秋月不卑不亢把剛才在殿上的情形說了一遍,誰也沒有偏袒,不過任誰聽來都知道這是是齊暖聽的錯,這關鄭憂什麽事啊。靜妃最了解自己女兒的性子,聽完第一句問她就是,“那個宮女呢?”

齊暖聽腦袋一縮,支支吾吾不想說,過了許久抬頭,見母妃依舊一臉沉色,才低聲說道:“女兒讓人把她丟湖裏了,估計是……”

“無知!”靜妃一聲厲喝,嚇得齊暖聽怔怔然,緊抿著唇不敢說話,靜妃一臉無奈,“你和憂兒就不能好好的,每天都是大吵小鬧,如今恐怕全城的人都知道你刁橫的性子了,你表哥是我看著長大的,人沉穩又有誌向,要不然怎麽會讓你嫁給他。如今宮裏的複雜你又不是不曉得,我哪有那麽多時間來管你的家事。”

看了一眼清粥也沒了胃口,“今晚回府上第一件事就是找鄭憂認錯,秋月明日要如實稟報給我,如果鄭憂沒有原諒你,以後就別認我這個母妃,我沒有你這樣的女兒。”

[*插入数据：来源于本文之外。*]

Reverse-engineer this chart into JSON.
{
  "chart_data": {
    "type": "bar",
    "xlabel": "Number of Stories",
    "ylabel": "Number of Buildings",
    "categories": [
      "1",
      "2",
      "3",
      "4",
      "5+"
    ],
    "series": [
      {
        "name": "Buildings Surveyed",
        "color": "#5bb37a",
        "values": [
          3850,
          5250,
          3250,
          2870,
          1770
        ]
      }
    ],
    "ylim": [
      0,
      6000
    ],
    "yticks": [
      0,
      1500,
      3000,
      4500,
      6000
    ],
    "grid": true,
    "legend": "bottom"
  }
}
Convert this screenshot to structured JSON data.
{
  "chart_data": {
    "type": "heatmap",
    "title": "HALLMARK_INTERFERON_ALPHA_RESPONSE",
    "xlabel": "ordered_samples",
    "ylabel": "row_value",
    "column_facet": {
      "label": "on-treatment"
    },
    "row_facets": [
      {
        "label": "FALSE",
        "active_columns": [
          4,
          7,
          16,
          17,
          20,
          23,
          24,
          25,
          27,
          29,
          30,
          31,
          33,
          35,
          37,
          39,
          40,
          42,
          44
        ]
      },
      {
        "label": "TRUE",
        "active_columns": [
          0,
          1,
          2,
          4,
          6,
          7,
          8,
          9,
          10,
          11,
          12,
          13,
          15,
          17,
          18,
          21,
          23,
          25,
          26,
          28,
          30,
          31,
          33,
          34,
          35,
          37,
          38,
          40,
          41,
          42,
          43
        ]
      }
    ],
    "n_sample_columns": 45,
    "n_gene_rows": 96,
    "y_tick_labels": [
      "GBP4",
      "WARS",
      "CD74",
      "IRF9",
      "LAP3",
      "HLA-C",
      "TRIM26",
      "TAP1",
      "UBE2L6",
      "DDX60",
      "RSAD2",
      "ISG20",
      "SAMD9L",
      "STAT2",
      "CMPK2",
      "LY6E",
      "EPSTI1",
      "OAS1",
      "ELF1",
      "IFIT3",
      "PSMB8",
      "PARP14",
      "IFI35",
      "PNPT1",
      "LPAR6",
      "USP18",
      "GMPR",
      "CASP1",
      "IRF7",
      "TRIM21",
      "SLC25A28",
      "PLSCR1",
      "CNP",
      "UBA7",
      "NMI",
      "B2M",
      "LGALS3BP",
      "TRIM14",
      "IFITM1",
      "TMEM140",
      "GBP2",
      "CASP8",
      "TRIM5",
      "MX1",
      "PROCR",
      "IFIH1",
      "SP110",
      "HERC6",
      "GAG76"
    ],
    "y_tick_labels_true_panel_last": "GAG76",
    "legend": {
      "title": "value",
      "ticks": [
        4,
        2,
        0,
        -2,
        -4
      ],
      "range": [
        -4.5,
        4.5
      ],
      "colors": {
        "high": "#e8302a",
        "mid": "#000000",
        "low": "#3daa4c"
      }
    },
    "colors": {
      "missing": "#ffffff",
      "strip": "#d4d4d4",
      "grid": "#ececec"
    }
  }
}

齊暖聽看著母妃的小腹,“母妃如今有了新妹妹,就不疼暖聽了。”

“公主,主子如今懷的是男是女還不知道呢。”姿月忙在旁提醒著。

齊暖聽憤的起身,“我才不管是男是女呢。”看到母妃越發暗沉的臉色,她忙搖著靜妃的胳膊,“母妃……女兒隻能回去試試,如果女兒誠懇道歉,駙馬還不原諒女兒,母妃可不要怪女兒。”她可是見過母妃生氣的狠戾麵孔。

做母親的哪有不心疼女兒的,靜妃按按她的肩膀,“好了,快要關宮門了,快回去吧。別讓駙馬等久了。”

“那……女兒退下了。”勉強施禮後,帶著一行人而去。

殿裏又終於安靜下來,姿月看著主子疲憊的麵容,便道:“主子,早先歇息吧。”靜妃才起身由著她攙扶著進了內殿。

夜色朦朧,暗枝浮動,沒有人的宮殿越發的幽靜嚴肅。白日的虛華漸漸被清冷月光遮掩,隻剩下舊人與新人的苦笑纏繞……幽幽回**著。